Vous avez, tout d’abord, le scientologue, bien intégré dans la société, qui travaille dans une entreprise. La Scientologie a ceci de remarquable, c’est qu’elle fournit des outils qui sont applicables dans la vie de tous les jours pour mieux communiquer avec ses semblables, améliorer sa propre conduite, etc. Cette personne va donc appliquer ces outils pour elle-même de façon naturelle et créer un peu de bien-être autour d’elle. Ce faisant, peut-être sera-t-elle amenée à parler de sa religion au cours de conversations privées. Peut-être pas. Rien ne l’y oblige, c’est une question de choix personnel.
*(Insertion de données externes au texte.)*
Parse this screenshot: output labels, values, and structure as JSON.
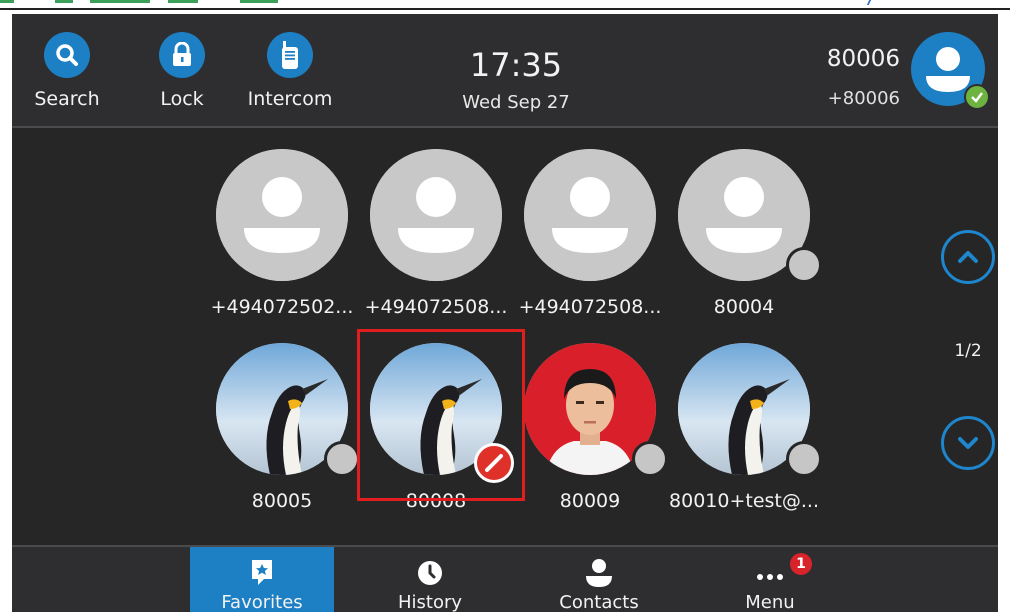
{
  "status_bar": {
    "tools": [
      {
        "label": "Search",
        "icon": "search-icon"
      },
      {
        "label": "Lock",
        "icon": "lock-icon"
      },
      {
        "label": "Intercom",
        "icon": "intercom-icon"
      }
    ],
    "time": "17:35",
    "date": "Wed Sep 27",
    "account_number": "80006",
    "account_sub": "+80006",
    "account_status": "registered"
  },
  "contacts": [
    {
      "label": "+494072502...",
      "avatar": "default-avatar",
      "presence": "none"
    },
    {
      "label": "+494072508...",
      "avatar": "default-avatar",
      "presence": "none"
    },
    {
      "label": "+494072508...",
      "avatar": "default-avatar",
      "presence": "none"
    },
    {
      "label": "80004",
      "avatar": "default-avatar",
      "presence": "offline"
    },
    {
      "label": "80005",
      "avatar": "penguin-photo",
      "presence": "offline"
    },
    {
      "label": "80008",
      "avatar": "penguin-photo",
      "presence": "do-not-disturb",
      "highlighted": true
    },
    {
      "label": "80009",
      "avatar": "person-photo",
      "presence": "offline"
    },
    {
      "label": "80010+test@...",
      "avatar": "penguin-photo",
      "presence": "offline"
    }
  ],
  "pager": {
    "indicator": "1/2",
    "up_icon": "chevron-up-icon",
    "down_icon": "chevron-down-icon"
  },
  "nav": {
    "tabs": [
      {
        "label": "Favorites",
        "icon": "favorites-icon",
        "active": true
      },
      {
        "label": "History",
        "icon": "history-icon",
        "active": false
      },
      {
        "label": "Contacts",
        "icon": "contacts-icon",
        "active": false
      },
      {
        "label": "Menu",
        "icon": "menu-dots-icon",
        "active": false,
        "badge": "1"
      }
    ]
  },
  "colors": {
    "accent": "#1d7fc4",
    "background": "#262627",
    "dnd": "#e0302a",
    "online": "#6cb33f",
    "highlight": "#e01e1e"
  }
}
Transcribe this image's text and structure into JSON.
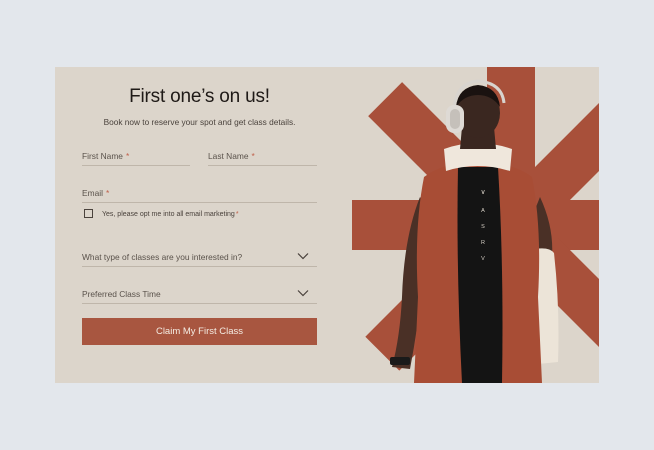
{
  "form": {
    "title": "First one’s on us!",
    "subtitle": "Book now to reserve your spot and get class details.",
    "first_name_label": "First Name",
    "last_name_label": "Last Name",
    "email_label": "Email",
    "required_marker": "*",
    "opt_in_label": "Yes, please opt me into all email marketing",
    "opt_in_checked": false,
    "class_type_label": "What type of classes are you interested in?",
    "class_time_label": "Preferred Class Time",
    "submit_label": "Claim My First Class"
  },
  "hero": {
    "jersey_letters": [
      "A",
      "S",
      "R",
      "V"
    ]
  },
  "colors": {
    "page_bg": "#e3e7ec",
    "card_bg": "#dcd5cb",
    "accent": "#a85640",
    "graphic_red": "#a8503a"
  }
}
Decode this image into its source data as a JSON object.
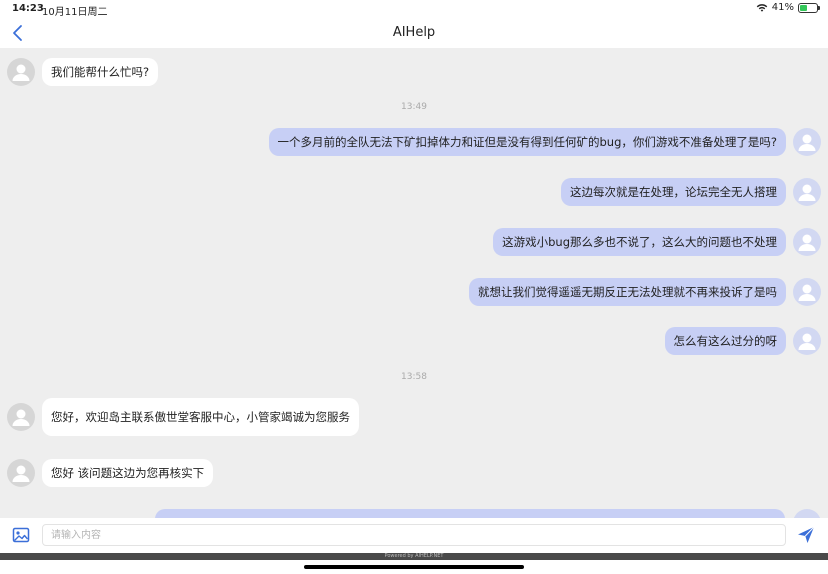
{
  "status_bar": {
    "time": "14:23",
    "date": "10月11日周二",
    "battery": "41%"
  },
  "nav": {
    "title": "AIHelp"
  },
  "messages": [
    {
      "sender": "agent",
      "text": "我们能帮什么忙吗?"
    },
    {
      "sender": "user",
      "text": "一个多月前的全队无法下矿扣掉体力和证但是没有得到任何矿的bug，你们游戏不准备处理了是吗?"
    },
    {
      "sender": "user",
      "text": "这边每次就是在处理，论坛完全无人搭理"
    },
    {
      "sender": "user",
      "text": "这游戏小bug那么多也不说了，这么大的问题也不处理"
    },
    {
      "sender": "user",
      "text": "就想让我们觉得遥遥无期反正无法处理就不再来投诉了是吗"
    },
    {
      "sender": "user",
      "text": "怎么有这么过分的呀"
    },
    {
      "sender": "agent",
      "text": "您好，欢迎岛主联系傲世堂客服中心，小管家竭诚为您服务"
    },
    {
      "sender": "agent",
      "text": "您好 该问题这边为您再核实下"
    }
  ],
  "timestamps": [
    "13:49",
    "13:58"
  ],
  "input": {
    "placeholder": "请输入内容"
  },
  "footer": {
    "powered": "Powered by AIHELP.NET"
  },
  "colors": {
    "user_bubble": "#c7cff5",
    "agent_bubble": "#ffffff",
    "chat_bg": "#eeeeee",
    "accent": "#3b6fd8"
  }
}
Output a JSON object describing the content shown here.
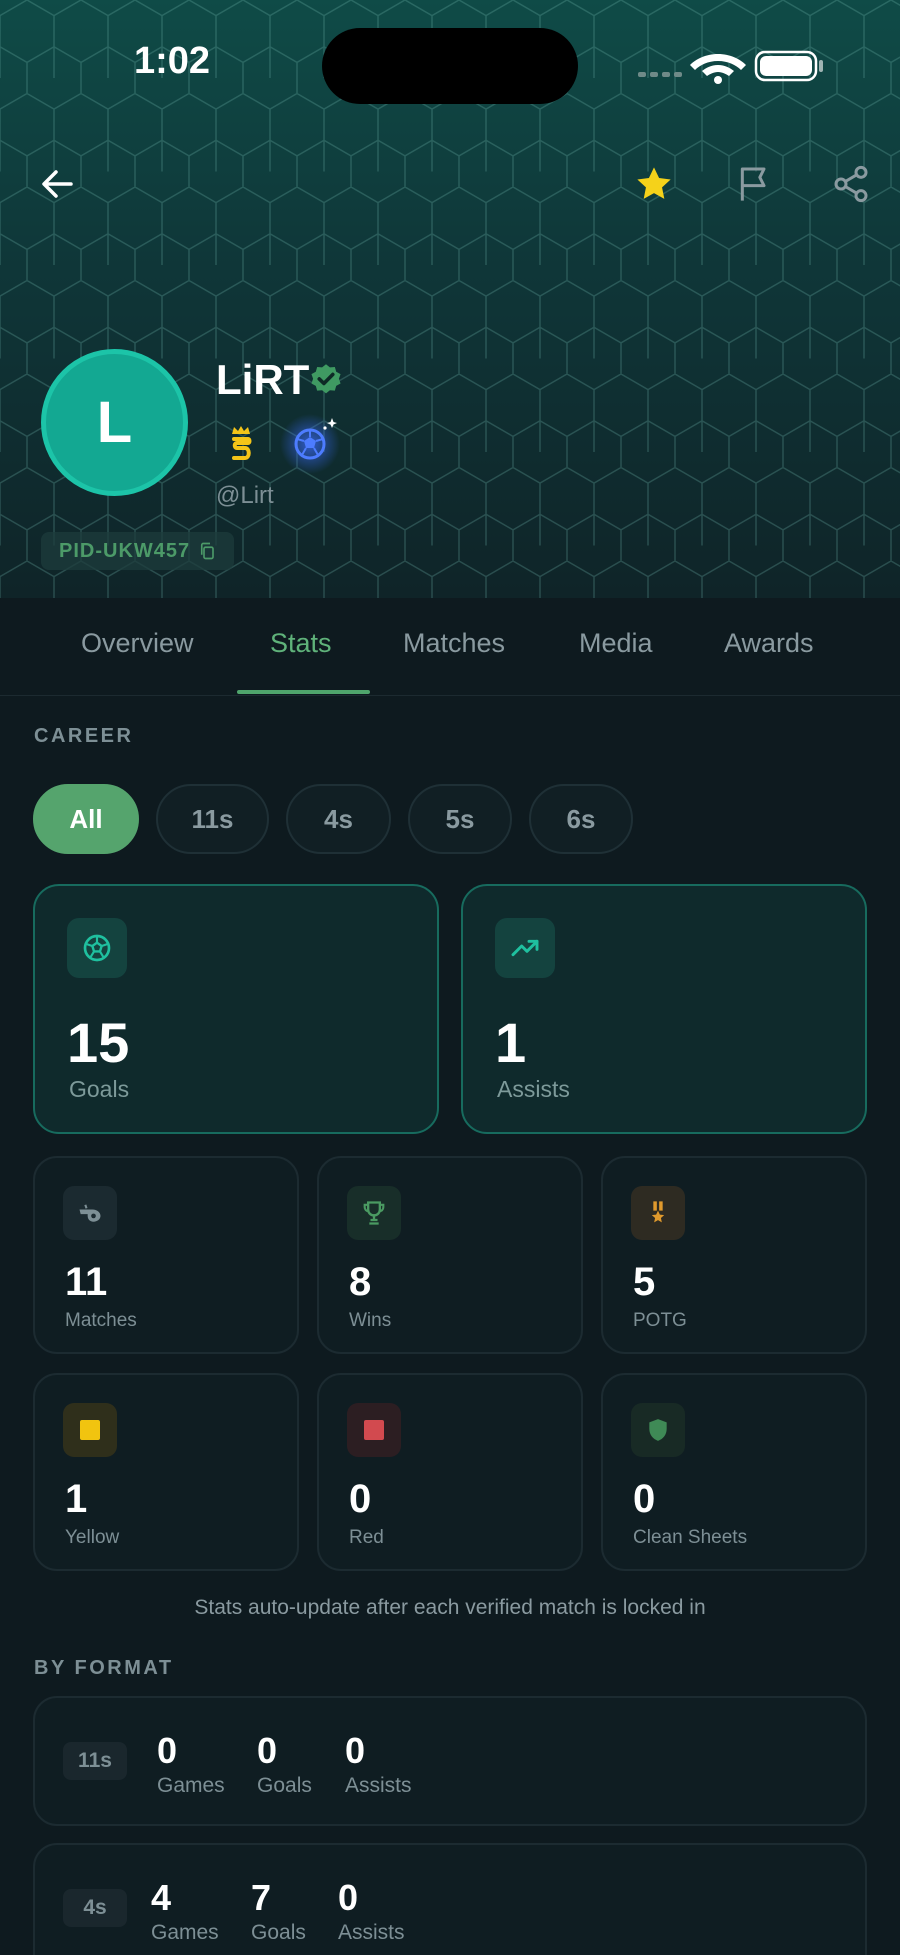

Ensuite, vous avez le consultant qui a choisi de délivrer du conseil fondé sur des techniques mises au point par le fondateur de la Scientologie, L. Ron Hubbard. Ces techniques concernent des méthodes d’enseignement, de communication et de management. Les points communs avec la Scientologie sont qu’elles ont été créées par le même fondateur et qu’elles sont donc utilisées aussi dans els Eglises de Scientologie, mais il s’agit de techniques pouvant être appliquées dans toute organisation, religieuses ou non. Ce consultant versera une sorte de dîme pour l’usage des ces outils à des réseaux spécifiques créés par L. Ron Hubbard, WISE pour les outils de management, ABLE pour les outils d’enseignement, et il sera obligé de mentionner le nom de L. Ron Hubbard et le copyright sur ses documents. L’objectif de tels consultants est de délivrer un conseil efficace sur la base d’outils qui fonctionnent et qui ont largement fait leurs preuves. Un point c’est tout. Vous avez ensuite l’activité des centres NARCONON de réhabilitation des toxicomanes. Là encore, ces centres utilisent des techniques mises au point par le fondateur de la Scientologie, et ils font partie des activités sociales et caritatives de l’Eglise.
Un autre volet d’activités est celui des associations parrainées par l’Eglise de Scientologie qui oeuvrent dans le domaine social telles que la Commission des citoyens pour les droits de l’Homme qui lutte contre les abus de la psychiatrie. Les actions de la CCDH appartiennent à cette catégorie.
Enfin, vous avez les relations publiques auxquelles se livrent les représentants officiels de l’Eglise de Scientologie en France. Par des contacts, par des visites, ces représentants ont pour tâche de faire connaître la Scientologie, ses messages, ses actions dans le domaine social, parfois d’alerter les pouvoirs publics lorsque des abus criants contre la liberté de religion, de conviction se manifestent dans la société.
Tout mouvement religieux un tant soit peu organisé a de telles activités.

En conclusion, vous voyez que l’accusation d’”infiltration” caricature une réalité très riche et dénature deux motivations fondamentales parfaitement louables : faire connaître la Scientologie et améliorer la société. Car les scientologues partagent cette conviction : ils ne croient pas aux révolutions mais à l’évolution.

On peut changer en bien la société mais en s’adressant à l’individu.

 

  1. En anglais, to bind veut dire ligoter, garrotter. L’expression “double binding” pourrait être traduite par l’action d’entraver ou d’empêcher doublement les mouvements ou les actions de quelqu’un.